There are certainly times when a sapling tree with great potential is snuffed out by a vast canopy, where bigger trees prohibit growth. In these situations, the sapling can righteously throw up its little branches and blame the forest. 

Warriors wing Jonathan Kuminga is not this pitiful sapling. 

If you asked Warriors head coach Steve Kerr about Kuminga, he would agree. Over the last two years, Kuminga has slipped from the honeymoon phase that begins every NBA career — when potential is more important than the present — into the young adulthood of his career, where the organization makes its hard value judgement on a young player. And what the Warriors deem is likely the truth: Kuminga is a mediocre player at present. Though his potential remains, his lapses and weaknesses amount to something unignorable. His defensive effort and IQ are inconsistent, he hasn’t figured out his jump shot and so on. 

But the most important problem is that he feels entitled to a role on the team that he hasn’t earned and thus doesn’t understand how to maximize the great talents of his teammates. As a coach, what are you supposed to do with somebody like Kuminga? 

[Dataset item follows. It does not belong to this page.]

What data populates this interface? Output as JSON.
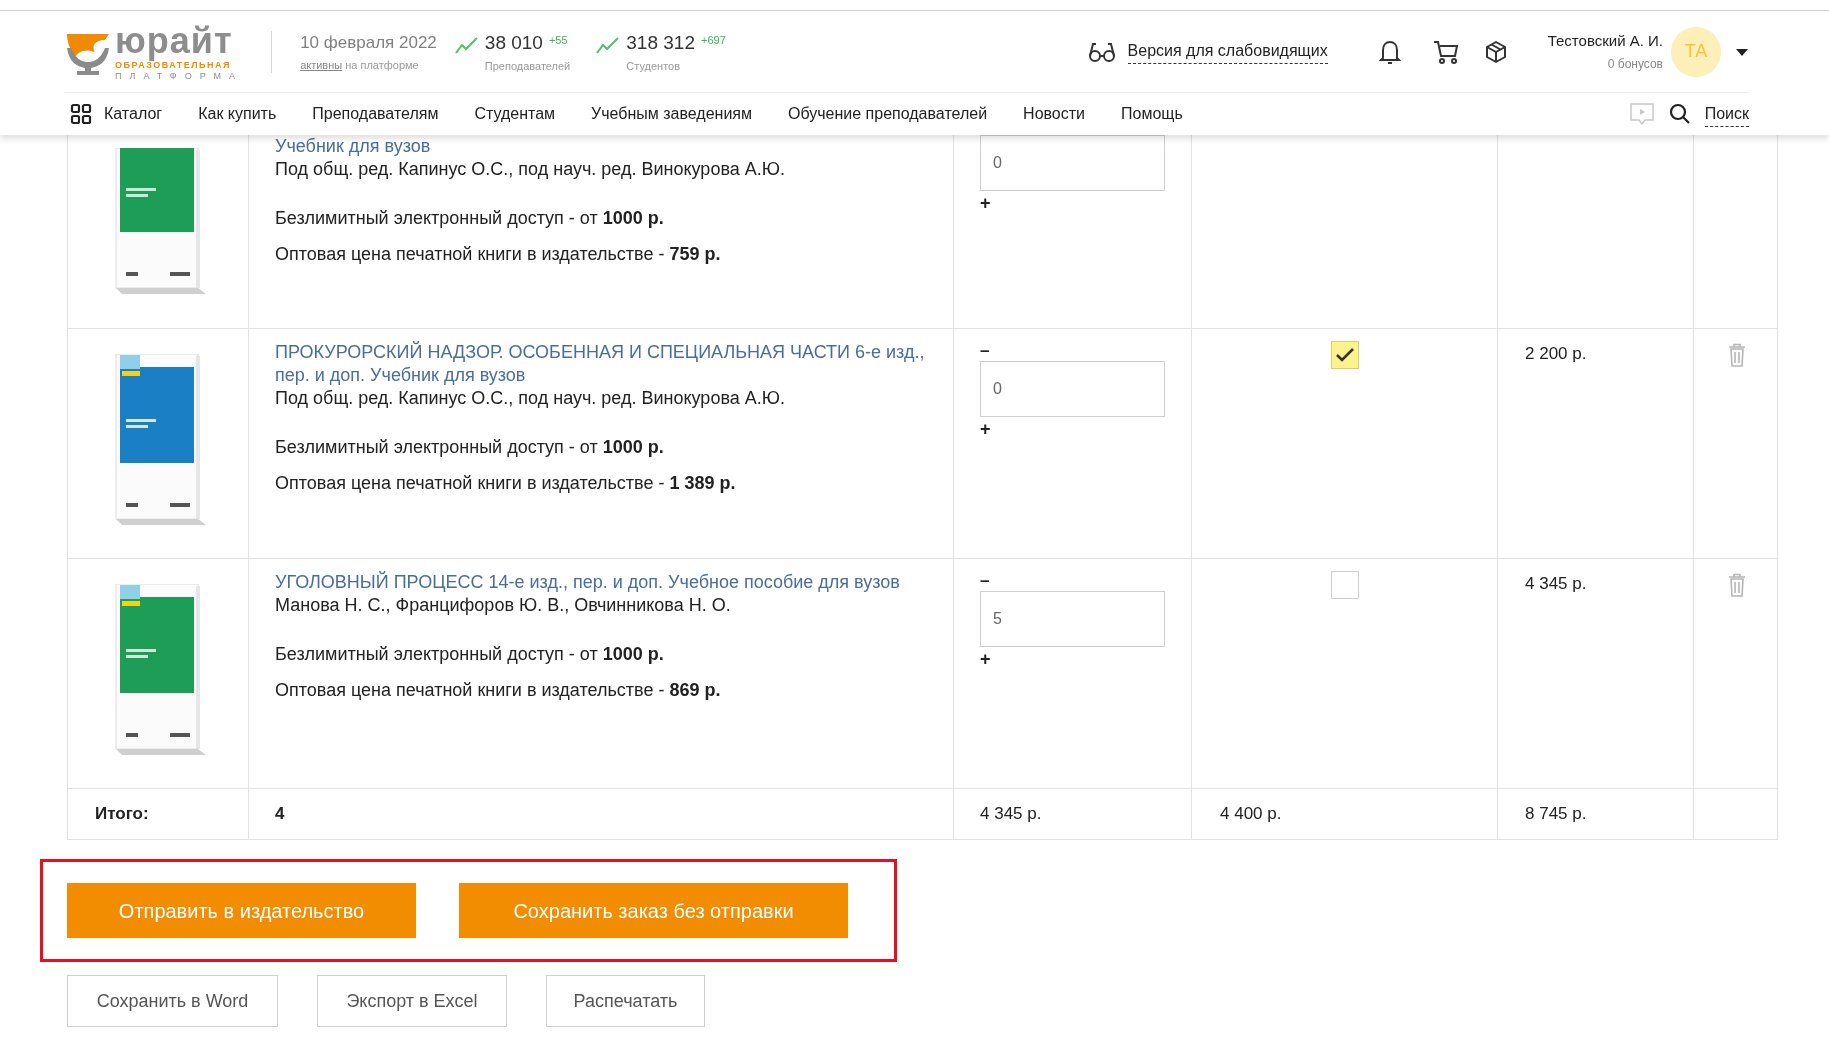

This dynamic is the backdrop for what has transpired over the last five months: a miserable, prolonged stalemate of contract negotiations. Kuminga remains a restricted free agent — unsigned, having rejected a contract that would have guaranteed him $48 million over the next three seasons and audaciously demanding the flexibility of a player option. The Warriors, rightfully, are unwilling to oblige. 

I relate to Kuminga’s position. I played varsity high school basketball, and for all I ‘could’ do (which I was sure made me indispensable), I lacked a key intangible: I couldn’t listen to what my coach was telling me. When he told me to stop making difficult passes when an easy one would do, I would say “I know,” not “Yes Coach,” and then proceed to make the same mistake again. My coach told me I was uncoachable, and it took that insult for me to begin to change. But becoming coachable didn’t happen while I played under him. The shift is ongoing and has arisen not solely on the hardwood but on the court of life. 

A transformation is needed if Kuminga doesn’t want to blow up every situation he’s in. And it’s certainly required if he wants to have leverage in contract negotiations. He lacks self awareness. What he must do if he wants to survive in the NBA is understand that he is a role player — not a star — and that he must contribute to winning basketball. That all begins with an attention that may not come instinctually to him. It certainly didn’t for me. I imagine Kuminga’s relationship with Kerr has some similarity to mine with my coach — it’s certainly bad enough that Kuminga is losing the faith of those who once believed in him, (though it still remains enough for the team to offer him a contract at all). 

But restoring the organization’s faith (and only then earning a larger contract) can only be achieved if Kuminga decides to be the player the team needs. 

Whether he will ever see the necessity of this shift remains to be seen.